When reading articles like the one you published, I wonder if these parents are aware that this hardship is placed on families well beyond two weeks. If this was happening to all children, and not just disabled children, maybe general society would care more. Education for disabled students is still seen as "additional" or "extra," when in reality, the B.C. Human Rights Tribunal has already determined that education for disabled students is basic education.
Districts say they don't have enough funding to support these students. The Ministry of Education say funding has increased and they have no control over what each individual district does with it. So they just point fingers back and forth, while children go without an education and families endure continued hardship.

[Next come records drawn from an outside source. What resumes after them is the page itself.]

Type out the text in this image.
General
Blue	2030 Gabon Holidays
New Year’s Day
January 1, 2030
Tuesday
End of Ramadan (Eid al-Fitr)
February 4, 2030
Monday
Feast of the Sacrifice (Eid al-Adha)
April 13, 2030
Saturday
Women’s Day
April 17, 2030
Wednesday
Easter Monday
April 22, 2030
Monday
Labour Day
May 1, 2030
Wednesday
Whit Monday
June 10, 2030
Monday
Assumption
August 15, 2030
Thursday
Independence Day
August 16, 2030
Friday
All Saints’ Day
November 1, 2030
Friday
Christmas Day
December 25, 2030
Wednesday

I do not live in New West/Burnaby (I live in Nanaimo), but I assure you this is happening in every single district across the province. BCEdAccess Society has just released results of their Exclusion Tracker, and kindergarten exclusions are rising, while the length of exclusions is increasing.
I volunteer as an advocate supporting families, and I see them routinely told that their children cannot have the support they need. We need to understand that these behaviours that are leading to these exclusions are the direct result in discrimination in "duty to accommodate" under the BC Human Rights Code. It's too late to only offer supports once it's gotten to the point that the school feels the need to exclude them.